A new interview with Matthew has been shared on the Bullz-Eye Blog

BE: I’ve asked some this people and been told, “I hate to say that I’ve made it even now, because I don’t want to jinx myself,” but was there a moment when you realized definitively, “Well, I’ve done it: I’m a full-time actor”?

MM: No, there was never any kind of “eureka!” moment. When I left drama school, I did three world tours with the theater, so I was just sort of…doing it. It’s lovely, and I love it. I don’t know what else I’d do. I mean, I really don’t know what else I’d do! [Laughs.] I don’t have any other strings for my bow! Thankfully, I’m doing okay…

BE: How was it for you to transition from theater into television, as far as the projects that weren’t literary adaptations?

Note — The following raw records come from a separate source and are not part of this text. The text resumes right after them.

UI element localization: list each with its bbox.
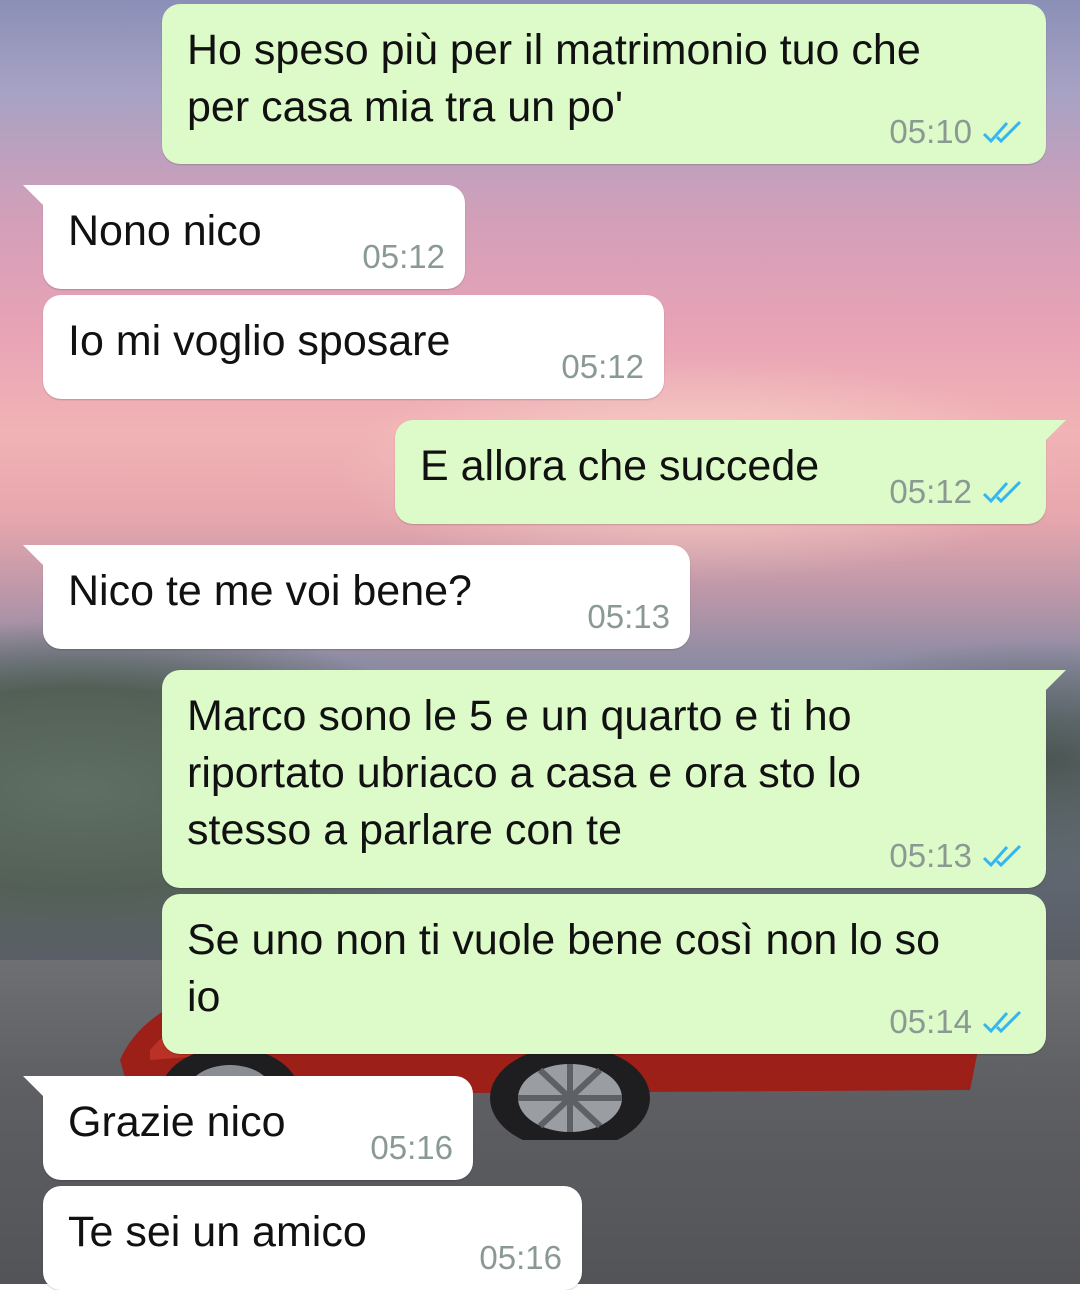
double-check-icon <box>982 1010 1022 1034</box>
message-text: Io mi voglio sposare <box>68 317 451 365</box>
message-time: 05:12 <box>362 238 445 275</box>
message-meta: 05:13 <box>889 836 1026 876</box>
bubble-tail <box>1040 420 1066 446</box>
message-meta: 05:10 <box>889 112 1026 152</box>
message-text: Marco sono le 5 e un quarto e ti ho ripo… <box>187 692 862 854</box>
message-meta: 05:14 <box>889 1002 1026 1042</box>
message-time: 05:12 <box>561 348 644 385</box>
bubble-tail <box>1040 670 1066 696</box>
message-outgoing[interactable]: E allora che succede 05:12 <box>395 420 1066 524</box>
message-time: 05:16 <box>370 1129 453 1166</box>
chat-message-list[interactable]: Ho speso più per il matrimonio tuo che p… <box>0 0 1080 1290</box>
message-text: Ho speso più per il matrimonio tuo che p… <box>187 26 921 131</box>
message-time: 05:14 <box>889 1003 972 1040</box>
message-outgoing[interactable]: Se uno non ti vuole bene così non lo so … <box>162 894 1046 1054</box>
message-outgoing[interactable]: Marco sono le 5 e un quarto e ti ho ripo… <box>162 670 1066 888</box>
message-meta: 05:12 <box>889 472 1026 512</box>
message-incoming[interactable]: Nico te me voi bene? 05:13 <box>23 545 690 649</box>
message-time: 05:12 <box>889 473 972 510</box>
message-meta: 05:12 <box>561 347 644 387</box>
message-text: Grazie nico <box>68 1098 286 1146</box>
message-meta: 05:16 <box>370 1128 453 1168</box>
message-text: Te sei un amico <box>68 1208 367 1256</box>
message-time: 05:13 <box>587 598 670 635</box>
message-meta: 05:13 <box>587 597 670 637</box>
bubble-tail <box>23 185 49 211</box>
message-incoming[interactable]: Te sei un amico 05:16 <box>43 1186 582 1290</box>
message-text: Nico te me voi bene? <box>68 567 472 615</box>
message-meta: 05:16 <box>479 1238 562 1278</box>
message-time: 05:13 <box>889 837 972 874</box>
message-incoming[interactable]: Io mi voglio sposare 05:12 <box>43 295 664 399</box>
message-text: Nono nico <box>68 207 262 255</box>
message-outgoing[interactable]: Ho speso più per il matrimonio tuo che p… <box>162 4 1046 164</box>
double-check-icon <box>982 120 1022 144</box>
message-incoming[interactable]: Grazie nico 05:16 <box>23 1076 473 1180</box>
message-time: 05:10 <box>889 113 972 150</box>
message-time: 05:16 <box>479 1239 562 1276</box>
double-check-icon <box>982 844 1022 868</box>
message-meta: 05:12 <box>362 237 445 277</box>
double-check-icon <box>982 480 1022 504</box>
message-incoming[interactable]: Nono nico 05:12 <box>23 185 465 289</box>
message-text: E allora che succede <box>420 442 820 490</box>
bubble-tail <box>23 1076 49 1102</box>
bubble-tail <box>23 545 49 571</box>
message-text: Se uno non ti vuole bene così non lo so … <box>187 916 941 1021</box>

MM: Oh, it was fine. Yeah, the first TV I did, I didn’t know what was going on, because we didn’t really have much TV training at drama school, really. So everybody…I mean, now it’s changed and they do, but you sort of learned on the job. My first job, actually, was a “Wuthering Heights” adaptation for BBC, and I sort of had to come through a gate. My first-ever scene, I had to come through this gate and sort of walk up, grunt at somebody, and…that was it. And they said, “Check the gate!” But, you know, what they meant was when they check the film in the camera. But for weeks and weeks I couldn’t pluck up the courage what on earth they meant, because I thought they meant the actual wooden gate! [Laughs.] So, yeah, that was terrible. But then you sort of get used to it.